The crypto community is currently eyeing the potential economic impacts of the upcoming July’s Consumer Price Index, set to be released on Thursday. This index, which serves as an indicator of inflation in the US, could influence the value of Bitcoin and other cryptocurrencies. As the index is projected to sit at 0.4%—a drastic shift from the year prior—such lower inflation could determine whether or not the Federal Reserve opts for a rate hike.
Oliver Rust of Truflation, an independent inflation data aggregator, envisages that this month will mark a surge in the CPI from 3% to 3.4%. According to him, the inflation slowdown in recent months has enabled consumers to reclaim their purchasing power through rising wages that outpace price growth. This shift has resulted in rampant consumer spending and contributed to price inflation in the essential food sector.
In other news, the Federal Reserve is initiating a novel program to supervise banks’ crypto-related activities. Although this move does not change the existing rules for crypto banking, it outlines the central bank’s supervision strategy. Accordingly, the banks’ dealings with the crypto sector will now be under the watch of the Federal Reserve’s specialized digital asset experts who will work in conjunction with regular regulators.
The Fed went beyond in detailing the prerequisites for banks to engage with stablecoins. As per the new direction, any institution conducting operations in dollar tokens to facilitate payments must ensure these operations are conducted in a “safe and sound manner,” subject to the Fed’s formal approval.

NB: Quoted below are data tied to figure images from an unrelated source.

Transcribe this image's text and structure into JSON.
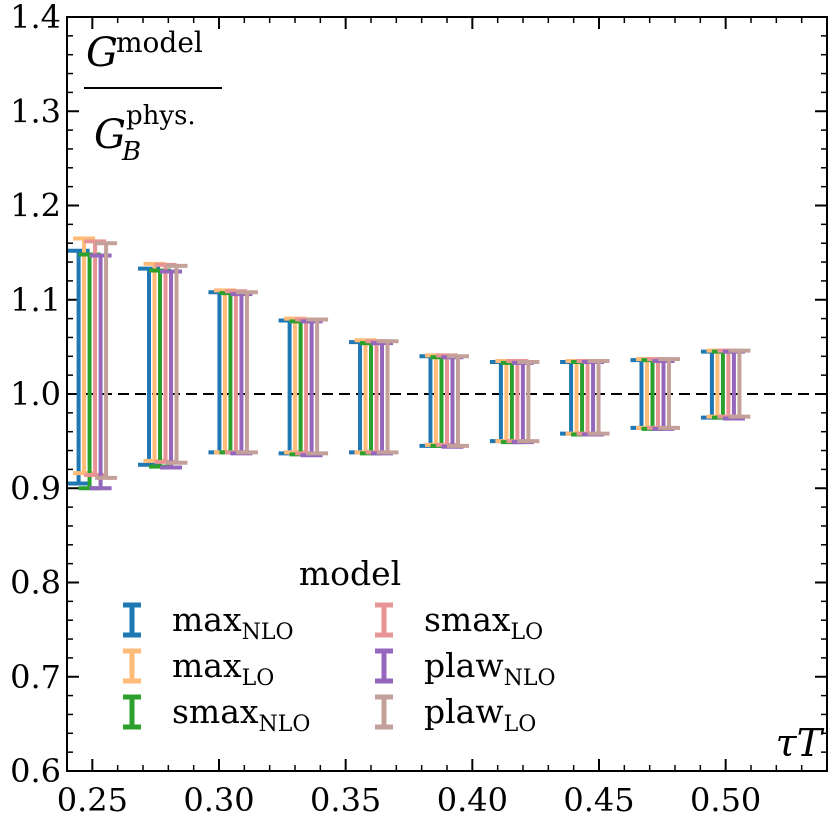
{
  "chart_data": {
    "type": "errorbar",
    "title": "",
    "ylabel": {
      "numerator": "G",
      "numerator_sup": "model",
      "denominator": "G",
      "denominator_sub": "B",
      "denominator_sup": "phys."
    },
    "xlabel": "τT",
    "xlim": [
      0.24,
      0.54
    ],
    "ylim": [
      0.6,
      1.4
    ],
    "x_ticks": [
      0.25,
      0.3,
      0.35,
      0.4,
      0.45,
      0.5
    ],
    "x_tick_labels": [
      "0.25",
      "0.30",
      "0.35",
      "0.40",
      "0.45",
      "0.50"
    ],
    "y_ticks": [
      0.6,
      0.7,
      0.8,
      0.9,
      1.0,
      1.1,
      1.2,
      1.3,
      1.4
    ],
    "y_tick_labels": [
      "0.6",
      "0.7",
      "0.8",
      "0.9",
      "1.0",
      "1.1",
      "1.2",
      "1.3",
      "1.4"
    ],
    "reference_line": 1.0,
    "x": [
      0.25,
      0.2778,
      0.3056,
      0.3333,
      0.3611,
      0.3889,
      0.4167,
      0.4444,
      0.4722,
      0.5
    ],
    "legend": {
      "title": "model",
      "position": "lower-left"
    },
    "series": [
      {
        "name": "max",
        "sub": "NLO",
        "color": "#1f77b4",
        "low": [
          0.905,
          0.925,
          0.938,
          0.937,
          0.938,
          0.945,
          0.95,
          0.958,
          0.964,
          0.975
        ],
        "high": [
          1.152,
          1.133,
          1.108,
          1.078,
          1.055,
          1.04,
          1.034,
          1.034,
          1.036,
          1.045
        ]
      },
      {
        "name": "max",
        "sub": "LO",
        "color": "#ffbb78",
        "low": [
          0.916,
          0.929,
          0.938,
          0.938,
          0.938,
          0.946,
          0.95,
          0.958,
          0.964,
          0.976
        ],
        "high": [
          1.165,
          1.138,
          1.11,
          1.08,
          1.057,
          1.041,
          1.035,
          1.035,
          1.037,
          1.046
        ]
      },
      {
        "name": "smax",
        "sub": "NLO",
        "color": "#2ca02c",
        "low": [
          0.9,
          0.923,
          0.938,
          0.936,
          0.937,
          0.945,
          0.949,
          0.957,
          0.963,
          0.975
        ],
        "high": [
          1.148,
          1.131,
          1.107,
          1.077,
          1.054,
          1.039,
          1.033,
          1.034,
          1.036,
          1.045
        ]
      },
      {
        "name": "smax",
        "sub": "LO",
        "color": "#e89494",
        "low": [
          0.914,
          0.928,
          0.938,
          0.937,
          0.938,
          0.946,
          0.95,
          0.958,
          0.964,
          0.976
        ],
        "high": [
          1.162,
          1.137,
          1.109,
          1.079,
          1.056,
          1.041,
          1.035,
          1.035,
          1.037,
          1.046
        ]
      },
      {
        "name": "plaw",
        "sub": "NLO",
        "color": "#9467bd",
        "low": [
          0.9,
          0.922,
          0.937,
          0.935,
          0.937,
          0.944,
          0.949,
          0.957,
          0.963,
          0.974
        ],
        "high": [
          1.147,
          1.13,
          1.106,
          1.077,
          1.054,
          1.039,
          1.033,
          1.034,
          1.035,
          1.045
        ]
      },
      {
        "name": "plaw",
        "sub": "LO",
        "color": "#c4a09a",
        "low": [
          0.911,
          0.927,
          0.938,
          0.937,
          0.938,
          0.945,
          0.95,
          0.958,
          0.964,
          0.976
        ],
        "high": [
          1.16,
          1.136,
          1.108,
          1.079,
          1.056,
          1.04,
          1.034,
          1.035,
          1.037,
          1.046
        ]
      }
    ]
  }
}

In an interesting development, Binance has acquired two operation licenses in El Salvador in a bid to reinforce its global legitimacy. The Central Bank of El Salvador and Salvadoran National Commission of Digital Assets issued the Bitcoin Services Provider license and non-provisional Digital Assets Services Provider license, respectively.
Increasing expectations of inflation, parallel to the belief that the Federal Reserve’s tightening cycle is ending, could potentially usher in a rate cut next year. The U.S. 5-Year, 5-Year Forward Inflation Expectation Rate, a measure of anticipated price pressures over the forthcoming five years, currently sits at 2.53%, its highest since April 2022. The twists and turns of the crypto market are, as always, closely aligned with broader economic happenings.